Ignorance Needn’t Be Permanent

Several years ago, a Native American friend lost two of her grown children to suicide. They died within thirty-three days of each other. It was a tragedy of monumental proportions with a grief cloud so large and so dense that people only tangentially related to the family were overwhelmed. I was one of them.

At the time, the endless search for meaning swooped far and wide and undergirding it all was the profound need to affix blame. I didn’t think about reasons or blame because I am of the mind that much of life is random, that horrible things happen to people even if they have ‘done everything right.’ But others raised theories, most circling the theme that the parents had not done enough, that they failed in some awful way that better parents would not have. It was sickening.

One of my friend’s other adult children wrote a response to all the blaming in which he talked most eloquently about the historical/intergenerational trauma carried by Native Americans. I had just pulled up to an event about homelessness when I saw his post on Facebook. I sat in my car reading it for a good while and then sat for a good while longer trying to absorb what I’d read.

It was so foreign to me.

I had always regarded trauma as a lived memory – something terrible happened to a person and that person’s life was altered in an unhealable way. But my friend’s son wrote about what almost seemed like the cellular transmission of trauma from one generation to another. I couldn’t comprehend.

After a discussion about her own history, another Indigenous friend sent me a video about Chief Oshkosh, her great (4x) grandfather and then videos about the boarding schools including survivors’ heartbreaking firsthand stories.

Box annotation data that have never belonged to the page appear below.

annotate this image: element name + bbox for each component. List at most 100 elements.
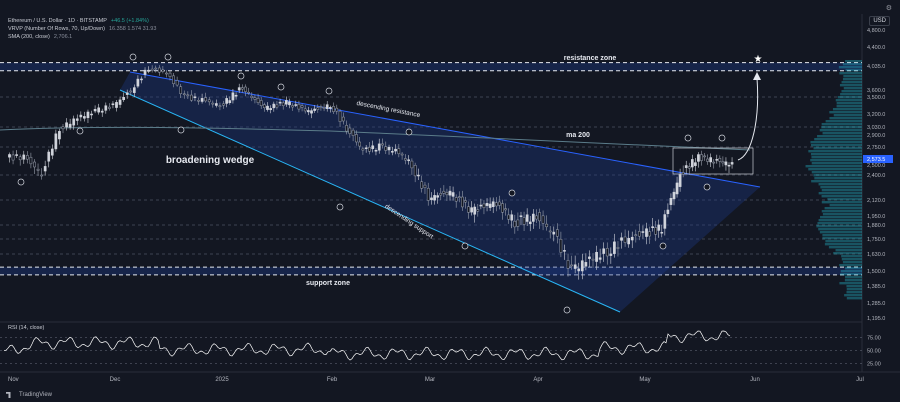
candle-body [105,106,107,111]
candle-body [310,111,312,114]
candle-body [26,155,28,159]
candle-body [65,123,67,127]
candle-body [326,105,328,109]
candle-body [365,148,367,149]
candle-body [417,175,419,176]
candle-body [394,149,396,151]
candle-body [532,214,534,221]
volume-profile-bar [847,297,862,299]
candle-body [251,96,253,98]
candle-body [215,103,217,105]
candle-body [33,162,35,167]
rsi-tick-label: 75.00 [867,336,881,342]
volume-profile-bar [817,222,862,224]
candle-body [480,205,482,206]
candle-body [703,156,705,157]
time-tick-label: May [639,377,650,383]
volume-profile-bar [820,216,862,218]
volume-profile-bar [843,75,862,77]
candle-body [697,155,699,162]
candle-body [526,215,528,222]
candle-body [433,195,435,200]
pivot-marker-icon [564,307,570,313]
candle-body [292,106,294,108]
candle-body [679,175,681,187]
volume-profile-bar [822,195,862,197]
volume-profile-bar [829,111,862,113]
candle-body [556,230,558,237]
candle-body [235,95,237,96]
candle-body [263,105,265,108]
candle-body [51,149,53,155]
price-tick-label: 4,035.0 [867,64,885,70]
candle-body [631,237,633,240]
volume-profile-bar [837,105,862,107]
candle-body [661,232,663,233]
volume-profile-bar [830,204,862,206]
candle-body [504,209,506,210]
candle-body [342,117,344,121]
volume-profile-bar [829,246,862,248]
candle-body [119,100,121,105]
candle-body [94,109,96,111]
candle-body [336,108,338,111]
volume-profile-bar [822,123,862,125]
volume-profile-bar [847,288,862,290]
candle-body [592,259,594,260]
volume-profile-bar [822,234,862,236]
candle-body [388,147,390,150]
candle-body [183,94,185,95]
volume-profile-bar [810,141,862,143]
candle-body [359,142,361,146]
candle-body [440,193,442,195]
pivot-marker-icon [278,84,284,90]
candle-body [688,167,690,169]
price-tick-label: 3,030.0 [867,125,885,131]
candle-body [401,154,403,155]
candle-body [398,149,400,154]
time-tick-label: 2025 [215,377,229,383]
volume-profile-bar [818,228,862,230]
volume-profile-bar [811,153,862,155]
candle-body [130,91,132,92]
candle-body [523,218,525,225]
volume-profile-bar [836,99,862,101]
candle-body [276,105,278,107]
candle-body [563,250,565,251]
volume-profile-bar [837,102,862,104]
candle-body [655,228,657,235]
candle-body [307,110,309,111]
candle-body [241,88,243,90]
resistance-zone-label: resistance zone [564,55,617,62]
candle-body [76,119,78,121]
candle-body [205,98,207,101]
pivot-marker-icon [337,204,343,210]
candle-body [676,183,678,194]
candle-body [190,95,192,100]
pivot-marker-icon [238,73,244,79]
candle-body [498,202,500,205]
candle-body [638,231,640,236]
candle-body [645,229,647,237]
price-tick-label: 2,900.0 [867,133,885,139]
volume-profile-bar [823,213,862,215]
volume-profile-bar [822,237,862,239]
price-tick-label: 1,750.0 [867,237,885,243]
price-tick-label: 2,400.0 [867,173,885,179]
candle-body [238,88,240,91]
candle-body [511,215,513,221]
volume-profile-bar [844,294,862,296]
volume-profile-bar [819,219,862,221]
candle-body [452,193,454,197]
ma200-label: ma 200 [566,132,590,139]
candle-body [424,185,426,188]
candle-body [288,102,290,105]
candle-body [642,232,644,233]
volume-profile-bar [814,147,862,149]
candle-body [368,147,370,151]
candle-body [58,131,60,139]
candle-body [595,252,597,261]
volume-profile-bar [822,189,862,191]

The impact on me was profound. I didn’t know this history, but I also had never made the effort to learn.

But ignorance never has to be a permanent state.

I finished The Plot Against Native America, which focuses on the damage done by boarding schools) and I’m about to start An Indigenous Peoples’ History of the United States (which, I guess, is everything, the print is very small). It’ll take me months to get through.

I’ve got time and a fair amount of motivation. There’s a lot of blank space in my brain where this kind of history should be stored. Time to pack it in.

8 Comments on “Ignorance Needn’t Be Permanent

  1. Thank You, Jan for your ongoing wisdom and sensitivity. (to say nothing of your stellar writing!) I’m part of a newly formed indigenous (Ojibwa) spirit group named Deep River Sanctuary.

  2. Am forwarding to our daughter who has been involved in studying biomarkers from inherited trauma. Too much evidence for exactly what you say, a cellular transmission.

  3. For future reference you might be interested in “Thinning Blood” by Leah Myers. It is not just what others have done to traumatize the native populations but how (for varied reasons) the tribes are perpetuating trauma on their own younger generations by imposing criteria that determines when you are considered no longer native enough to be a tribal member based on blood quantum standards. I learned so much about my own family in this book, my mother being the last in line to be recognized as a tribal member based on her white diluted blood line.

  4. Good for you. Inherited trauma is a thing. The more we educate ourselves the better we understand.